Mark Hume, a fellow passenger, said this about the voyage: "Mark Hume of Boston aged 33 years or thereabouts deposeth and Sayth: That about thirteen years since this depont Came into New England in a Shipp called the Jonathan, wth Thomas Blanchard and his wyfe and two children, and his wives mother (as the depont was informed) an old Sickly Wooman and very weak. And this depont Sayth that he well remembers that the sayd Thomas Blanchard took very much paynes wth the said old woman, and was very carefull of her, and Kept a candle burning by her (for the most part) all the night long, in so much that this depont, (having a Cabbin over against her in the said Shipp) did marvaile that he was able to endure the paynes & charges he continually had about her and the two children. Sworne 5.-2.-1652. before me, R. BELLINGHAM."[8]
Thomas Blanchard lived for a while at Braintree, Massachusetts, and then moved to Charlestown, Massachusetts.[citation needed]
At some point between his arrival in America and his death he married for the third time. His third wife, who became his widow, may have been Mary Shrimpton. It is also said, without proof, that she was Mary Maverick. Torrey in "New England Marriages to 1700" does not guess her surname and says that they were married after 1639 first appearing as a married couple in Charlestown. He says this about the marriage:
BLANCHARD, Thomas (-1654) & 3/wf Mary ____ (-1676); aft 1639; Charlestown {Charlestown 88; Abington Hist. 353; ?Bent 10; Essex Ant. 9:26; Sv. 1:196; Brown-Parker 18; Reg. 17:156}[9]

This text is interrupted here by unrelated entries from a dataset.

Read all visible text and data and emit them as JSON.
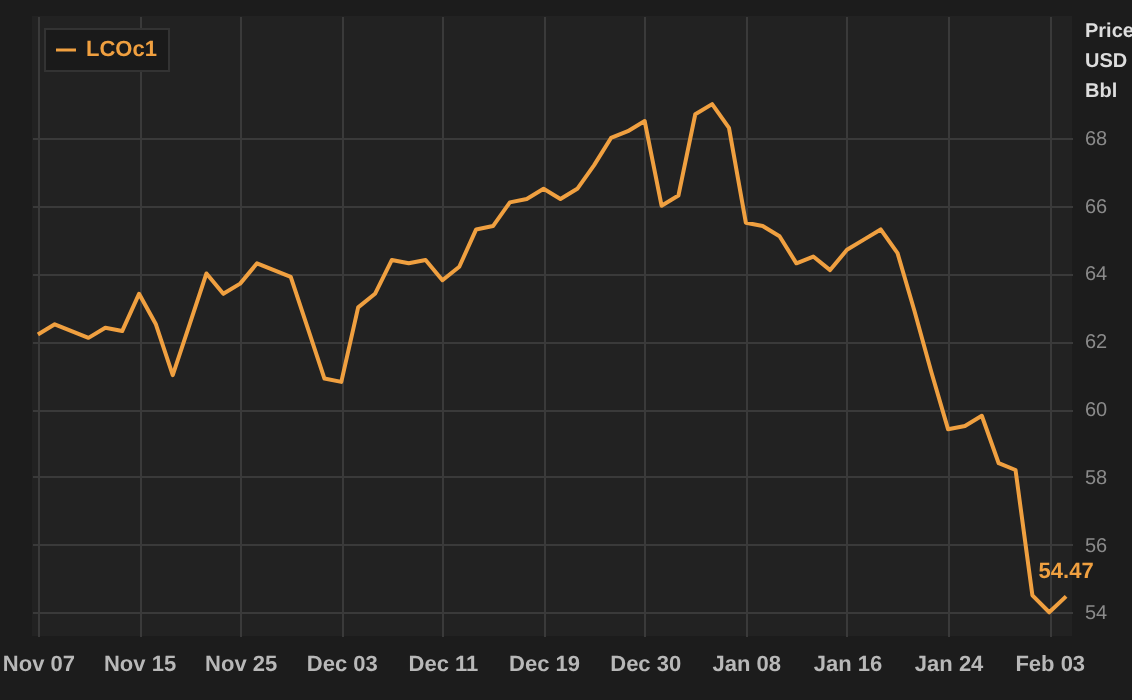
{
  "chart_data": {
    "type": "line",
    "ylabel": "Price USD Bbl",
    "categories": [
      "Nov 07",
      null,
      null,
      null,
      null,
      null,
      "Nov 15",
      null,
      null,
      null,
      null,
      null,
      "Nov 25",
      null,
      null,
      null,
      null,
      null,
      "Dec 03",
      null,
      null,
      null,
      null,
      null,
      "Dec 11",
      null,
      null,
      null,
      null,
      null,
      "Dec 19",
      null,
      null,
      null,
      null,
      null,
      "Dec 30",
      null,
      null,
      null,
      null,
      null,
      "Jan 08",
      null,
      null,
      null,
      null,
      null,
      "Jan 16",
      null,
      null,
      null,
      null,
      null,
      "Jan 24",
      null,
      null,
      null,
      null,
      null,
      "Feb 03",
      null
    ],
    "series": [
      {
        "name": "LCOc1",
        "color": "#f0a040",
        "values": [
          62.2,
          62.5,
          62.3,
          62.1,
          62.4,
          62.3,
          63.4,
          62.5,
          61.0,
          62.5,
          64.0,
          63.4,
          63.7,
          64.3,
          64.1,
          63.9,
          62.4,
          60.9,
          60.8,
          63.0,
          63.4,
          64.4,
          64.3,
          64.4,
          63.8,
          64.2,
          65.3,
          65.4,
          66.1,
          66.2,
          66.5,
          66.2,
          66.5,
          67.2,
          68.0,
          68.2,
          68.5,
          66.0,
          66.3,
          68.7,
          69.0,
          68.3,
          65.5,
          65.4,
          65.1,
          64.3,
          64.5,
          64.1,
          64.7,
          65.0,
          65.3,
          64.6,
          62.9,
          61.1,
          59.4,
          59.5,
          59.8,
          58.4,
          58.2,
          54.5,
          54.0,
          54.47
        ]
      }
    ],
    "annotations": [
      {
        "text": "54.47",
        "y": 54.47
      }
    ],
    "ylim": [
      53.3,
      71.6
    ],
    "yticks": [
      54,
      56,
      58,
      60,
      62,
      64,
      66,
      68
    ],
    "grid": true,
    "legend": "top left",
    "marker": "none",
    "line_style": "solid"
  }
}
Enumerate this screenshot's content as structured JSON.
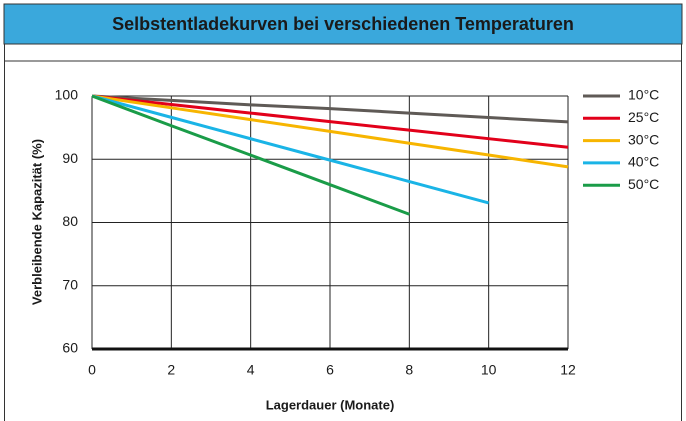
{
  "chart_data": {
    "type": "line",
    "title": "Selbstentladekurven bei verschiedenen Temperaturen",
    "xlabel": "Lagerdauer (Monate)",
    "ylabel": "Verbleibende Kapazität (%)",
    "x": [
      0,
      2,
      4,
      6,
      8,
      10,
      12
    ],
    "series": [
      {
        "name": "10°C",
        "color": "#5f5a56",
        "values": [
          100,
          99.3,
          98.6,
          98.0,
          97.3,
          96.6,
          95.9
        ]
      },
      {
        "name": "25°C",
        "color": "#e2001a",
        "values": [
          100,
          98.65,
          97.3,
          95.95,
          94.6,
          93.25,
          91.9
        ]
      },
      {
        "name": "30°C",
        "color": "#f7b500",
        "values": [
          100,
          98.13,
          96.27,
          94.4,
          92.53,
          90.67,
          88.8
        ]
      },
      {
        "name": "40°C",
        "color": "#1ab4e6",
        "values": [
          100,
          96.62,
          93.24,
          89.86,
          86.48,
          83.1,
          null
        ]
      },
      {
        "name": "50°C",
        "color": "#1a9c48",
        "values": [
          100,
          95.3,
          90.65,
          85.98,
          81.3,
          null,
          null
        ]
      }
    ],
    "xlim": [
      0,
      12
    ],
    "xticks": [
      0,
      2,
      4,
      6,
      8,
      10,
      12
    ],
    "ylim": [
      60,
      100
    ],
    "yticks": [
      60,
      70,
      80,
      90,
      100
    ],
    "grid": true,
    "legend": "right"
  }
}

Thomas Blanchard died May 21, 1654, at Charlestown. On May 16 he had spoken his last will and testament to his friends. They wrote it down and he marked it with his "X." Through his will we can see briefly into the mind of a man occupied with the concerns of an active dairy farm.

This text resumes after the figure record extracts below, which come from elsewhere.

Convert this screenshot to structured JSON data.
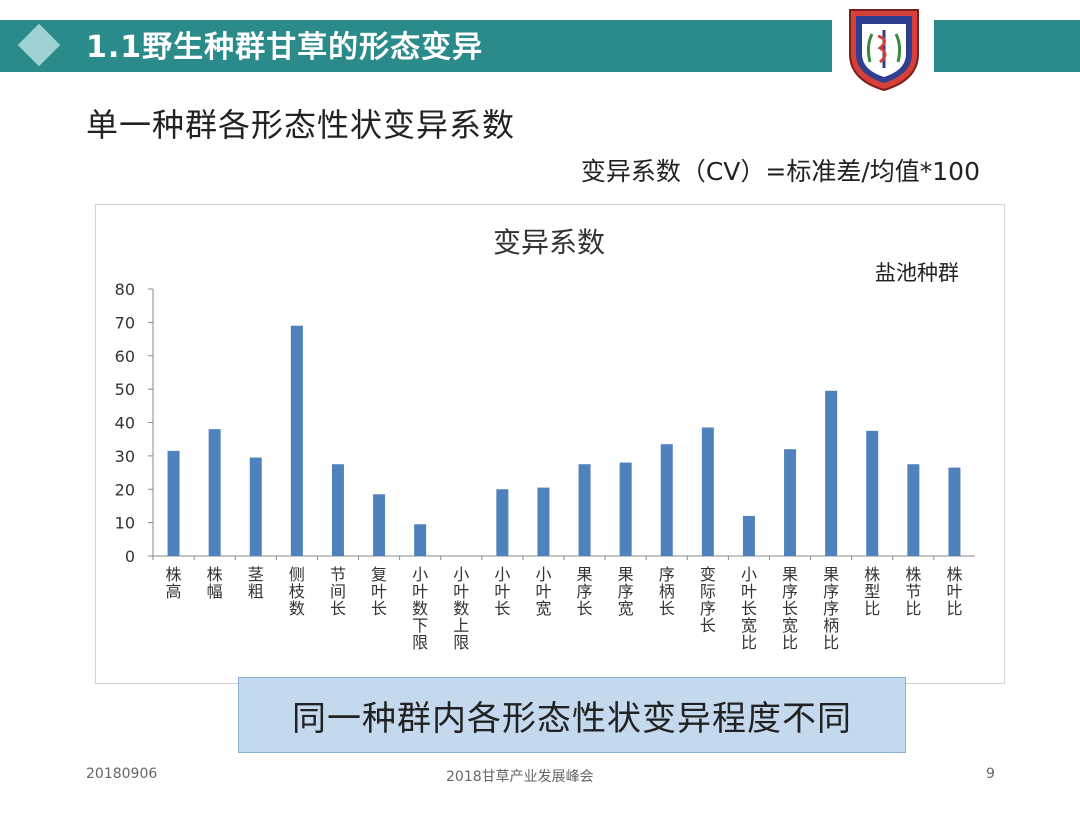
{
  "slide": {
    "title": "1.1野生种群甘草的形态变异",
    "subtitle": "单一种群各形态性状变异系数",
    "formula": "变异系数（CV）=标准差/均值*100",
    "callout": "同一种群内各形态性状变异程度不同",
    "footer": {
      "date": "20180906",
      "center": "2018甘草产业发展峰会",
      "page": "9"
    }
  },
  "colors": {
    "title_bar": "#2b8a8a",
    "bar": "#4f81bd",
    "callout": "#c5d9ee"
  },
  "chart_data": {
    "type": "bar",
    "title": "变异系数",
    "annotation": "盐池种群",
    "categories": [
      "株高",
      "株幅",
      "茎粗",
      "侧枝数",
      "节间长",
      "复叶长",
      "小叶数下限",
      "小叶数上限",
      "小叶长",
      "小叶宽",
      "果序长",
      "果序宽",
      "序柄长",
      "变际序长",
      "小叶长宽比",
      "果序长宽比",
      "果序序柄比",
      "株型比",
      "株节比",
      "株叶比"
    ],
    "values": [
      31.5,
      38,
      29.5,
      69,
      27.5,
      18.5,
      9.5,
      0,
      20,
      20.5,
      27.5,
      28,
      33.5,
      38.5,
      12,
      32,
      49.5,
      37.5,
      27.5,
      26.5
    ],
    "ylim": [
      0,
      80
    ],
    "yticks": [
      0,
      10,
      20,
      30,
      40,
      50,
      60,
      70,
      80
    ],
    "grid": false,
    "legend": "none"
  }
}
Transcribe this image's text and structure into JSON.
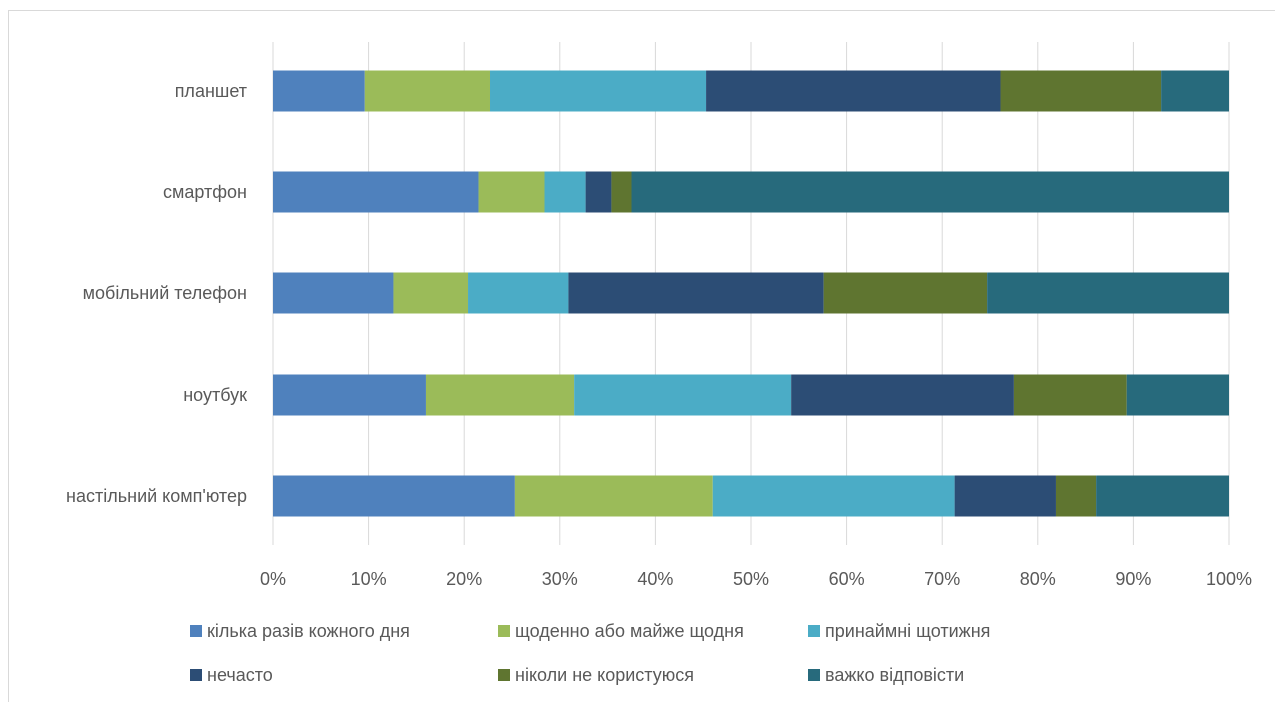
{
  "chart_data": {
    "type": "bar",
    "orientation": "horizontal",
    "stacked": "percent",
    "title": "",
    "xlabel": "",
    "ylabel": "",
    "xlim": [
      0,
      100
    ],
    "x_ticks": [
      "0%",
      "10%",
      "20%",
      "30%",
      "40%",
      "50%",
      "60%",
      "70%",
      "80%",
      "90%",
      "100%"
    ],
    "grid": "vertical",
    "legend_position": "bottom",
    "categories": [
      "планшет",
      "смартфон",
      "мобільний телефон ",
      "ноутбук",
      "настільний комп'ютер"
    ],
    "series": [
      {
        "name": "кілька разів кожного дня",
        "color": "#4f81bd",
        "values": [
          9.6,
          21.5,
          12.6,
          16.0,
          25.3
        ]
      },
      {
        "name": "щоденно або майже щодня",
        "color": "#9bbb59",
        "values": [
          13.1,
          6.9,
          7.8,
          15.5,
          20.7
        ]
      },
      {
        "name": "принаймні щотижня",
        "color": "#4bacc6",
        "values": [
          22.6,
          4.3,
          10.5,
          22.7,
          25.3
        ]
      },
      {
        "name": "нечасто",
        "color": "#2c4d75",
        "values": [
          30.8,
          2.7,
          26.7,
          23.3,
          10.6
        ]
      },
      {
        "name": "ніколи не користуюся",
        "color": "#5f7530",
        "values": [
          16.8,
          2.1,
          17.1,
          11.8,
          4.2
        ]
      },
      {
        "name": "важко відповісти",
        "color": "#276a7c",
        "values": [
          7.1,
          62.5,
          25.3,
          10.7,
          13.9
        ]
      }
    ]
  }
}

Probate: Thomas Blanchard, Location: Charlestown, Date: 1654, Will Number 1920[10].[11]
Will of Thomas Blanchard, May 16 1654 Charlestown, Massachusetts.[12] (Reformatted for easier reading.)

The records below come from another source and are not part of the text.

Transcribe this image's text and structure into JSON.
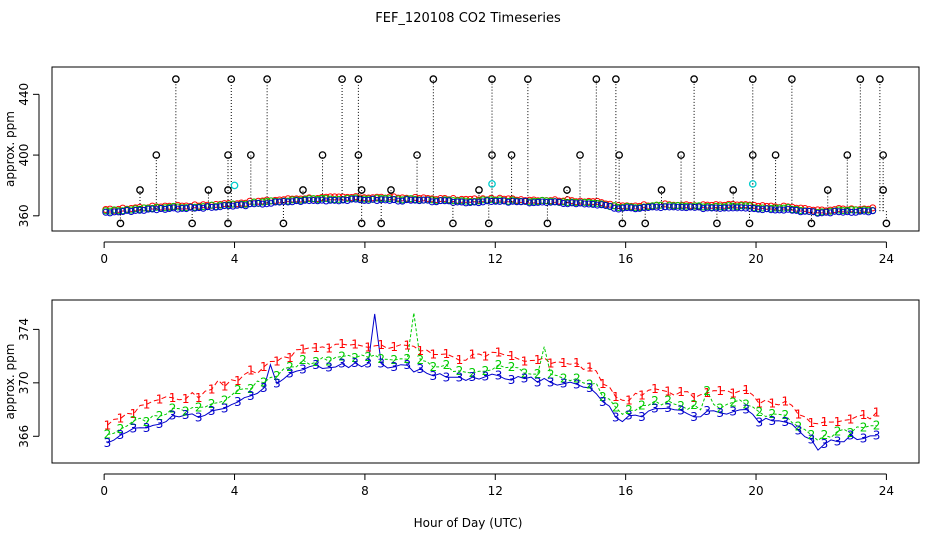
{
  "figure": {
    "title": "FEF_120108  CO2 Timeseries",
    "xlabel": "Hour of Day (UTC)"
  },
  "colors": {
    "background": "#ffffff",
    "series_1": "#ff0000",
    "series_2": "#00cc00",
    "series_3": "#0000cc",
    "outlier": "#000000",
    "cyan_marker": "#00cccc",
    "axes": "#000000"
  },
  "chart_data": [
    {
      "type": "scatter",
      "ylabel": "approx. ppm",
      "xlim": [
        -1.6,
        25.0
      ],
      "ylim": [
        350,
        458
      ],
      "x_ticks": [
        0,
        4,
        8,
        12,
        16,
        20,
        24
      ],
      "y_ticks": [
        360,
        400,
        440
      ],
      "grid": false,
      "legend": "none",
      "markers": "circles with vertical dotted drop lines",
      "outliers_high": {
        "value": 450,
        "x": [
          2.2,
          3.9,
          5.0,
          7.3,
          7.8,
          10.1,
          11.9,
          13.0,
          15.1,
          15.7,
          18.1,
          19.9,
          21.1,
          23.2,
          23.8
        ]
      },
      "outliers_mid": {
        "value": 400,
        "x": [
          1.6,
          3.8,
          4.5,
          6.7,
          7.8,
          9.6,
          11.9,
          12.5,
          14.6,
          15.8,
          17.7,
          19.9,
          20.6,
          22.8,
          23.9
        ]
      },
      "outliers_low": {
        "value": 355,
        "x": [
          0.5,
          2.7,
          3.8,
          5.5,
          7.9,
          8.5,
          10.7,
          11.8,
          13.6,
          15.9,
          16.6,
          18.8,
          19.8,
          21.7,
          24.0
        ]
      },
      "outliers_near": {
        "value": 377,
        "x": [
          1.1,
          3.2,
          3.8,
          6.1,
          7.9,
          8.8,
          11.5,
          14.2,
          17.1,
          19.3,
          22.2,
          23.9
        ]
      },
      "cyan_points": [
        {
          "x": 4.0,
          "y": 380
        },
        {
          "x": 11.9,
          "y": 381
        },
        {
          "x": 19.9,
          "y": 381
        }
      ]
    },
    {
      "type": "line",
      "ylabel": "approx. ppm",
      "xlim": [
        -1.6,
        25.0
      ],
      "ylim": [
        364.0,
        376.2
      ],
      "x_ticks": [
        0,
        4,
        8,
        12,
        16,
        20,
        24
      ],
      "y_ticks": [
        366,
        370,
        374
      ],
      "grid": false,
      "legend": "none",
      "point_labels": [
        "1",
        "2",
        "3"
      ],
      "series_markers": "each point drawn as its series digit; series 1 is the highest, series 3 the lowest",
      "trend": {
        "x": [
          0,
          1,
          2,
          3,
          4,
          5,
          6,
          7,
          8,
          9,
          10,
          11,
          12,
          13,
          14,
          15,
          15.8,
          16.5,
          17,
          18,
          19,
          19.6,
          20,
          21,
          21.9,
          22.5,
          23,
          23.8
        ],
        "y": [
          365.3,
          366.5,
          367.4,
          367.6,
          368.6,
          369.8,
          370.9,
          371.3,
          371.4,
          371.2,
          370.8,
          370.3,
          370.6,
          370.3,
          370.0,
          369.5,
          367.2,
          367.6,
          368.0,
          367.6,
          367.7,
          368.0,
          367.2,
          366.9,
          365.2,
          365.8,
          365.9,
          366.1
        ]
      },
      "offsets": [
        0.0,
        0.55,
        1.5
      ],
      "spikes": [
        {
          "x": 8.25,
          "delta": 3.7,
          "series": 3
        },
        {
          "x": 9.5,
          "delta": 3.9,
          "series": 2
        },
        {
          "x": 13.55,
          "delta": 1.8,
          "series": 2
        },
        {
          "x": 5.1,
          "delta": 1.4,
          "series": 3
        },
        {
          "x": 18.55,
          "delta": 1.3,
          "series": 2
        },
        {
          "x": 3.5,
          "delta": 0.8,
          "series": 1
        }
      ]
    }
  ]
}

NOTE: sons born in England prior to 1620's-1630's: George, Thomas, Stephen, Samuel, Nathaniel, David are all listed as children of his first wife Elizabeth ___, who died in England in 1636; and were born prior to his marriage to Agnes Bent Blanchard in May 1637. See: From the Great Migration to the Greatest Generation, by Wayne Blanchard, Lulu.com, 2013 - 218
He settled first in Braintree, Massachusetts, where he was living from 1646 to 1650. He bought of Rev. John Wilson and his son John Wilson Jr. two hundred acres of land with buildings on the south and west sides of the Mystic river, in February, 1651. and removed to Charlestown in 1651. His first wife died in England. He married (second) in England, Agnes (Bent) Barnes, died in 1639, on the passage, sister of John Bent, who settled in Sudbury, Massachusetts. He married (third) Mary, of Noddle's Island, in 1663. She died in Charlestown. During the religious controversy in Malden she sided with the orthodox Mr Marmaduke Mathews. The Blanchards lived at what is now Malden.